StatLab, part of the University of Virginia Library, is a consulting group that supports researchers in the areas of statistics and data science. Members of the UVA community can contact us at [email protected] to set up a free consultation.
We help with a range of challenges, including:
- Data wrangling and cleaning
- Sample size and power estimation
- Selecting, implementing, and intepreting statistical methods
- Model evaluation
- Data visualization
- Debugging statistical software
We also offer free workshops and write articles about statistics and data science.
In collaboration with graduate student fellows, we produce statistical-programming resources and host them here on GitHub:
- Statistical Modeling Examples in R: Worked examples of statistical modeling in R, including linear regression, logistic regression, count modeling, and multilevel modeling. Published using R Markdown and occasionally updated.
- Python and R: A book providing parallel code examples in Python and R to help analysts and researchers translate between and learn the languages.
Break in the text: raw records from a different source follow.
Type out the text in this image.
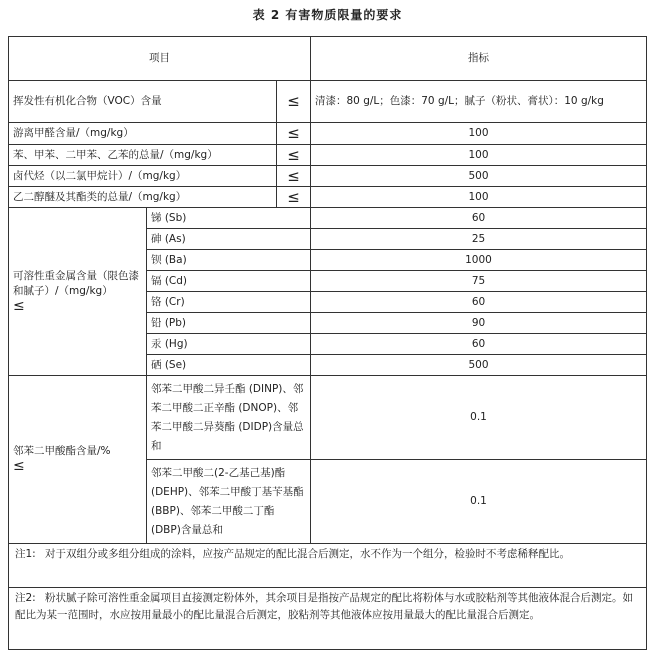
表 2 有害物质限量的要求
项目			指标
挥发性有机化合物（VOC）含量		≤	清漆：80 g/L；色漆：70 g/L；腻子（粉状、膏状）：10 g/kg
游离甲醛含量/（mg/kg）		≤	100
苯、甲苯、二甲苯、乙苯的总量/（mg/kg）		≤	100
卤代烃（以二氯甲烷计）/（mg/kg）		≤	500
乙二醇醚及其酯类的总量/（mg/kg）		≤	100
可溶性重金属含量（限色漆和腻子）/（mg/kg）
≤	锑 (Sb)		60
	砷 (As)		25
	钡 (Ba)		1000
	镉 (Cd)		75
	铬 (Cr)		60
	铅 (Pb)		90
	汞 (Hg)		60
	硒 (Se)		500
邻苯二甲酸酯含量/%
≤	邻苯二甲酸二异壬酯 (DINP)、邻苯二甲酸二正辛酯 (DNOP)、邻苯二甲酸二异葵酯 (DIDP)含量总和		0.1
	邻苯二甲酸二(2-乙基己基)酯 (DEHP)、邻苯二甲酸丁基苄基酯 (BBP)、邻苯二甲酸二丁酯 (DBP)含量总和		0.1
注1: 对于双组分或多组分组成的涂料，应按产品规定的配比混合后测定，水不作为一个组分，检验时不考虑稀释配比。			
注2: 粉状腻子除可溶性重金属项目直接测定粉体外，其余项目是指按产品规定的配比将粉体与水或胶粘剂等其他液体混合后测定。如配比为某一范围时，水应按用量最小的配比量混合后测定，胶粘剂等其他液体应按用量最大的配比量混合后测定。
Published in 2021 using bookdown and no longer updated. (Mostly obsolete thanks to AI)
We also use GitHub to host resources to help us with consultations and StatLab articles:
- Consulting resources: A list of selected bookmarks to sites we frequently reference
- R to Stata Cheatsheet: Common statistical tasks in R translated to Stata. (Mostly obsolete thanks to AI)
- Accessibility Checklist: Reference to help us develop more accessible materials
- GitHub Guide: StatLab guide to Git branching, merging, and stashing
- R install and update: Installing and Updating R, RStudio and R Packages
- SQLite Notes: A quick reference to SQL via SQLite
If you find a resource on our GitHub or a StatLab article useful to your work, please consider an acknowledgment. A citation example for StatLab articles is here. And when a license is included in a repository on our GitHub, please follow its terms.